出版社:2003年6月26日 株式会社集英社

あらすじ

毎日届く恋人の腐乱死体の写真・・・
彼女を殺したのは一体誰か。
犯人探し」に奔走する男を描く表題作「ZOO」の他、書き下ろし新作を含む10編収録。

【収録内容】
・カザリとヨーコ
・血液を探せ!
・陽だまりの詩
・SO-far そ・ふぁー
・冷たい森の白い家
・Closet
・神の言葉
・ZOO
・SEVEN ROOMS
・落ちる飛行機の中で

感想

乙一氏の真骨頂を味わえるホラー短編集。
1つ1つの物語が短編なのでとても読みやすく、そしてハズレのない作品。

どの話も目の前に映像が浮かぶようなリアルな描写が恐ろしく、読み始めると止まらない面白さがあります。
グロテスクなシーンや残虐シーンがたくさん登場するので、そう言ったものが苦手な方には厳しいですが、「カザリとヨーコ」のある意味爽快感すらあるオチや、残虐ながらも姉弟愛に溢れた作品の「SEVEN ROOMS」など、ただ怖いだけでは終わらない所が魅力的な作品です。

特にあっと驚かされ、読んだ後に何年経っても心から離れなかった作品は「SEVEN ROOMS」です。
姉と弟が突然何者かにコンクリートで出来た溝のある部屋に閉じ込められ、小さな弟がその溝を通って閉じ込められた訳を探ろうと隣の部屋へと移動するのですが、そこは猟奇的な殺人犯が一部屋ずつ拉致した人間を殺害するために存在する施設だったと言う事が分かります。

もうこの部分だけで完全に心を掴まれてしまいましたね。

ゾワゾワとしてまるで映画を観ているように、暗くジメジメとした部屋の空気が感じられます。
そして何より自分に置き換えて考えてしまい、2人の絶望が自分の絶望のように感じ、どうにか2人には生き延びてほしいと強く願いながら読みました。

ただ残虐なシーンをリアルに描くだけでなく、そこに人間の心理や人間愛が絡むのが乙一氏の作家としての素晴らしさや魅力だなと、改めて感じる事が出来ます。

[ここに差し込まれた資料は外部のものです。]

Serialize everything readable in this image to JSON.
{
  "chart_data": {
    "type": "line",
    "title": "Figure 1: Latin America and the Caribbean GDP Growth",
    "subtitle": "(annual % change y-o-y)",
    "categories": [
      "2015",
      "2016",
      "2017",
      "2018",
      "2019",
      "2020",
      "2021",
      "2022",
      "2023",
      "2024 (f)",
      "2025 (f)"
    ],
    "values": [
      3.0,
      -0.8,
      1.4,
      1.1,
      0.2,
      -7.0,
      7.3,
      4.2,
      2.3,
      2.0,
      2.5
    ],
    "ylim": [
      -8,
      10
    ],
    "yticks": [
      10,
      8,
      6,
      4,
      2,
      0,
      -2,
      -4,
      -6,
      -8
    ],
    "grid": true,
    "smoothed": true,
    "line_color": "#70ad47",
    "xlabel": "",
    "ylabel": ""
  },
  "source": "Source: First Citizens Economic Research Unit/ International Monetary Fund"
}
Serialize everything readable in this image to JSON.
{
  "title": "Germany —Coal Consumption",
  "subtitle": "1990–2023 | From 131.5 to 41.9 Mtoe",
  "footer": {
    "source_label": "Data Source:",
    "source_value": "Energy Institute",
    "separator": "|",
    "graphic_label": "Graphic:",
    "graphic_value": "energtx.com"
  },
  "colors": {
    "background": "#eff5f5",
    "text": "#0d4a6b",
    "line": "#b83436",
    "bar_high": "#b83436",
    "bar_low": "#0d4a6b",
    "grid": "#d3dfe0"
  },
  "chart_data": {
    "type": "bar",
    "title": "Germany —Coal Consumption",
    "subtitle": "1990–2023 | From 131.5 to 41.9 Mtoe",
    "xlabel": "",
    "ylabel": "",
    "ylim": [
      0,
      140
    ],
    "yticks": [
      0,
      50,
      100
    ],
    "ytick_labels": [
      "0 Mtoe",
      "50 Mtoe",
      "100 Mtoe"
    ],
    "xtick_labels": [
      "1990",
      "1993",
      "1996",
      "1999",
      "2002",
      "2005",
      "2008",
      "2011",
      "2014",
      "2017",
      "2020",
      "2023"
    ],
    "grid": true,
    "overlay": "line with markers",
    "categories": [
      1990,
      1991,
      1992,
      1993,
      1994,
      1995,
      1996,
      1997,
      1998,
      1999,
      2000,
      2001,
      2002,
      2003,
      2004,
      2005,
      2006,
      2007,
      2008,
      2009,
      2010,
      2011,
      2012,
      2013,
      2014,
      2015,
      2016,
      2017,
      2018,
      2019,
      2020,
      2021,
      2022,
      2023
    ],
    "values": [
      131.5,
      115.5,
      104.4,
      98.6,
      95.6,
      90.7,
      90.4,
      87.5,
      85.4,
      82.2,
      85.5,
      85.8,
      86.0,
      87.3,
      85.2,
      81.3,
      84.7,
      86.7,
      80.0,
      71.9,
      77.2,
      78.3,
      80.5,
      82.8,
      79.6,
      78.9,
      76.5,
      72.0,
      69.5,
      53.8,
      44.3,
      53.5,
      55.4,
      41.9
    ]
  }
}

姉が弟をその部屋から逃がすための唯一の決断がとても勇気溢れるもので、不覚にも感動してしまいました。
予想していたオチとは違い、そこがまた悔しくもあり、驚かされた点でもあります。

決して胸がすっとするような話ではなく、気が重い終わり方ではありましたが、それでもどこか胸を打つ所もあり、この残酷な話に感動的な部分を折り込む手腕に驚かされます。
他の話も、それぞれ残酷さにユーモア、そして感動が色付けされていて、単なるホラーではなく、いつまでも記憶に残る作品ばかりでした。